We conducted the first comparison of the ability of six methods of mammographic density measurement to predict breast cancer risk, including well-established analogue methods adapted for, and novel methods developed for FFDM.

Methods

Study population

Cases were women with newly diagnosed breast cancer in the Royal Marsden Hospital (RMH), London, between April 2010 and July 2012. Controls were women who attended routine screening at the Central and East London Breast Screening Service (CELBSS) during the same period and were found to be breast cancer free. CELBSS is part of the England and Wales national mammographic screening programme offered once every three years to women aged 50 (47 from 2012) to 70 years (older women can self-refer) [19]. Women with a history of breast or ovarian cancer, or with breast implants, were excluded. The study was approved by all relevant ethics committees (Research Ethics Committees from the Royal Marsden Hospital, the Barts and the London NHS Trust, and the London School of Hygiene and Tropical Medicine). Participants provided written informed consent.

Data collection

Data on breast cancer risk factors (Table 1) were collected by questionnaire at the time of screening for controls and after diagnostic confirmation for cases (up to 15½ months after mammography), and complemented with data from clinical records. Participants underwent two-view (standard cranio-caudal (CC) and medio-lateral oblique (MLO)) FFDM on each breast using Senographe DS units (GE Healthcare, Slough, England).
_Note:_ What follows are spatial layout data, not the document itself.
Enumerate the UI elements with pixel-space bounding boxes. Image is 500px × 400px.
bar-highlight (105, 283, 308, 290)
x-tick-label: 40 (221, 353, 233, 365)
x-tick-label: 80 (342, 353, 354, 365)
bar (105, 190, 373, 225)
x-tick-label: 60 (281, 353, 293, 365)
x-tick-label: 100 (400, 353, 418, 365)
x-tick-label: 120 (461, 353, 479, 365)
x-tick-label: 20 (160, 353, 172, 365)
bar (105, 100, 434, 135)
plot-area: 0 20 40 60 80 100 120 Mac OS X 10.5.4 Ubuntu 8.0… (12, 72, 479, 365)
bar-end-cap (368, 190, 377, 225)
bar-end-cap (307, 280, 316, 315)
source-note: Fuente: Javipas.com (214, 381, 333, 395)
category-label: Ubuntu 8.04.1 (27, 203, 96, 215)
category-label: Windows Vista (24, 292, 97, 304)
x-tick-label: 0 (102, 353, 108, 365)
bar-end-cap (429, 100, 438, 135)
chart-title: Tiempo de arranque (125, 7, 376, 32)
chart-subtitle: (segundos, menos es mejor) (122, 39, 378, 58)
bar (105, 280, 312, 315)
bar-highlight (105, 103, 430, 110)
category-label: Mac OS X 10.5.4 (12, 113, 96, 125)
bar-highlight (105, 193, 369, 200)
Table 1 Baseline characteristics of the participants by case–control status

Density readings were performed on anonymised images from both breasts in controls and from the unaffected breast for cases (Figure 1). The area-based methods comprised: (i) visual assessment by two radiologists (SA, SV) who together examined all the unaffected processed images from each woman and gave a single BI-RADS score (1: percent density (PD) <25%; 2: PD = 25 to 50%; 3: PD = 51 to 75%; 4: PD >75%) [5]. A subset of 62 films was re-read independently by the same two readers with an interval of ≥6 months between the two readings; (ii) semi-automated interactive threshold Cumulus v3 [6],[7], after conversion of raw digital images into analogue-like ones. Readings were performed by a single observer (IdSS) in batches, each containing a 7% random sample of all participants as duplicates to allow assessment of intra-observer reliability; and (iii) the ImageJ-based method, a fully-automated approach, which attempts to mimic Cumulus [8],[20], after conversion of processed images into analogue-like ones. The latter two methods estimated area-based breast size, absolute density, absolute non-density (all in cm2) and PD, separately for each image. From raw images the volumetric methods, which were all fully-automated, estimated breast, absolute dense and absolute non-dense volumes (all in cm3), and PD. They comprised: (i) Volpara v1.0 (Matakina Technology Limited, Wellington, New Zealand) [18], which yielded separate density estimates for each CC/MLO image; (ii) R2 Quantra v1.3 (Hologic, Bedford, MA, USA) [17], which combined the information from both views to produce average estimates for each unaffected breast; and (iii) the single energy x-ray absorptiometry (SXA) method, v6.5 [12], which required the fitting of a calibration phantom onto the compression paddle of the x-ray machine and which to date, can only process CC images (see Additional file 1 for further details on the various density assessment methods).

Figure 1
figure 1

Flowchart detailing the recruitment of study participants.aImages from both breasts in controls, and from the unaffected contralateral breast only for cases. bPercentage of women with missing readings. AD, absolute area or volume of dense tissue; AND, absolute area or volume of non-dense tissue; BS, breast size (area or volume); BC, breast cancer; FA, fully-automated method; OCa, ovarian cancer; PD, percent density; SA, semi-automated method; VA, visual assessment.

Statistical methods

Appropriate transformations (square root for area-based metrics and natural-log transformation for volumetric metrics) were applied to normalise the distributions generated by the five quantitative methods. Scatter and Bland-Altman plots were used to compare the transformed distributions separately for each view and breast combination. Intra-method reliability (intraclass correlation coefficient, ICC) of a single density value (left or right image of a CC or MLO view), and of the left-right average for that view, was estimated as the percentage of the total variance due to between-subject variance among control women. Intra-observer BI-RADS agreement was assessed using weighted κ statistic (weights of 1, 0.67, 0.33 and 0 for categories 1 to 4 apart). Inter-method correlation and rank agreement was assessed by estimating the Spearman's rank correlation coefficient (r) and the proportion of control women classified in the same, or the same ±1 adjacent, quintile.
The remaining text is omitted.